C'est en 1956 que le philosophe juif allemand Günther Anders écrivit ce
passage dans son livre .. :
"Pour étouffer par avance toute révolte, il ne faut pas s’y prendre de
manière violente. Les méthodes du genre de celles d’Hitler sont
dépassées. Il suffit de créer un conditionnement collectif si puissant
que l’idée même de révolte ne viendra même plus à l’esprit des hommes.
L’idéal serait de formater les individus dès la naissance en limitant
leurs aptitudes biologiques innées …
Ensuite, on poursuivrait le conditionnement en réduisant de manière
drastique l’éducation , pour la ramener à une forme d’insertion
professionnelle. Un individu inculte n’a qu’un horizon de pensée limité
et plus sa pensée est bornée à des préoccupations médiocres , moins il
peut se révolter. Il faut faire en sorte que l’accès au savoir devienne
de plus en plus difficile et élitiste … que le fossé se creuse entre le
peuple et la science , que l’information destinée au grand public soit
anesthésiée de tout contenu à caractère subversif. Surtout pas de
philosophie. Là encore, il faut user de persuasion et non de violence
directe : on diffusera massivement, via la télévision, des
divertissements flattant toujours l’émotionnel ou l’instinctif .
On occupera les esprits avec ce qui est futile et ludique . Il est bon,
dans un bavardage et une musique incessante, d’empêcher l’esprit de penser.
On mettra la sexualité au premier rang des intérêts humains . Comme
tranquillisant social, il n’y a rien de mieux. En général, on fera en
sorte de bannir le sérieux de l’existence , de tourner en dérision tout
ce qui a une valeur élevée , d’entretenir une constante apologie de la
légèreté ; de sorte que l’euphorie de la publicité devienne le standard
du bonheur humain et le modèle de la liberté.
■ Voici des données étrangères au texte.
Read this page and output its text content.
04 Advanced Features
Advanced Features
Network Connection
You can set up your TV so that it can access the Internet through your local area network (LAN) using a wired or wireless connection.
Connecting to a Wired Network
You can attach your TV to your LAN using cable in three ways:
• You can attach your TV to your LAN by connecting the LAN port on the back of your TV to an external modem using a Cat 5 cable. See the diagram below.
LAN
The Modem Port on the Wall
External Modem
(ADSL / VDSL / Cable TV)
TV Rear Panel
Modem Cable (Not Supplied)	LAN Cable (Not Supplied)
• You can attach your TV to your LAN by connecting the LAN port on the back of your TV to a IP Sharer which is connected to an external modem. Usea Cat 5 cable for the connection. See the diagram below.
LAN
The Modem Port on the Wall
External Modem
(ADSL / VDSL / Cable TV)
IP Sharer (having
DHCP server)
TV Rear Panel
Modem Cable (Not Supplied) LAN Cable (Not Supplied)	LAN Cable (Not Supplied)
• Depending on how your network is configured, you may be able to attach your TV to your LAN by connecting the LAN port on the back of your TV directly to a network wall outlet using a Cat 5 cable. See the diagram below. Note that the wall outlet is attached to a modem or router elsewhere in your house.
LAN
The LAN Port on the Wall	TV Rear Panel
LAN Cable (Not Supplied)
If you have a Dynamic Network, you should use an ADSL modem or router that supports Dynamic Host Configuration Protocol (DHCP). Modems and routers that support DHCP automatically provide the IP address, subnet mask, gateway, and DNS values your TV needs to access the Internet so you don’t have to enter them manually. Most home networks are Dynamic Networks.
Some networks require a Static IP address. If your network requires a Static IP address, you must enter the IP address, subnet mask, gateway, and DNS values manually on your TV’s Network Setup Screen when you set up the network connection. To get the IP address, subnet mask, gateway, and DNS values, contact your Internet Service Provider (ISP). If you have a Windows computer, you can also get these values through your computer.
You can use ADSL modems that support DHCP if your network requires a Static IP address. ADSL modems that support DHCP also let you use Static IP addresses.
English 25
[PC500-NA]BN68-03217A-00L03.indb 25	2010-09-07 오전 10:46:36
Le conditionnement produira ainsi de lui-même une telle intégration, que
la seule peur (qu’il faudra entretenir) sera celle d’être exclus du
système et donc de ne plus pouvoir accéder aux conditions nécessaires au
bonheur. L’homme de masse, ainsi produit, doit être traité comme ce
qu’il est : un veau, et il doit être surveillé comme doit l’être un
troupeau . Tout ce qui permet d’endormir sa lucidité est bon
socialement, ce qui menacerait de l’éveiller doit être ridiculisé,
étouffé, combattu …
Toute doctrine mettant en cause le système doit d’abord être désignée
comme subversive et terroriste et ceux qui la soutiennent devront
ensuite être traités comme tels"
Günther Anders, « l’obsolescence de l’homme » 1956
Comment ne pas être bouleversé de voir la puissance des conditionnements humains. Nous connaissons cette fameuse phrase d’un poète de la Rome antique Juvénal, « panem et circenses » du pain et des jeux. De tout temps, le désir de pouvoir et de contrôle a poussé les humains à utiliser les puissances magiques du conditionnement individuel et de masse pour maintenir ou accroître leurs domination, consciemment ou non d’ailleurs.
Étonnamment, ces périodes d’emprisonnement de la pensée n’ont pas duré éternellement. Il semble qu’elles soient apparues dans les grands moments de transition historique d’éveil de la conscience. Les mêmes lois d’ingénierie sociale qui emprisonnent la conscience, peuvent aussi permettre le développement moral et spirituel des individus et des sociétés. Pourquoi ne pas mettre l’accent sur ce pouvoir éducatif qui peut être utiliser positivement pour devenir la meilleure version de soi-même?
Je remarque que même chez les plus enthousiastes, les connaissances sur les contextes les plus favorables de croissance morale et spirituelle sont des sujets peu souvent abordés de manière objective, c’est à dire psychologique et sociologique. Cela reste le plus souvent un vécu personnel intérieur subjectif.
Le temps appelle ces chercheurs d’un nouveau type, qui veulent réfléchir sur cette question pédagogique si précieuse pour la civilisation à venir!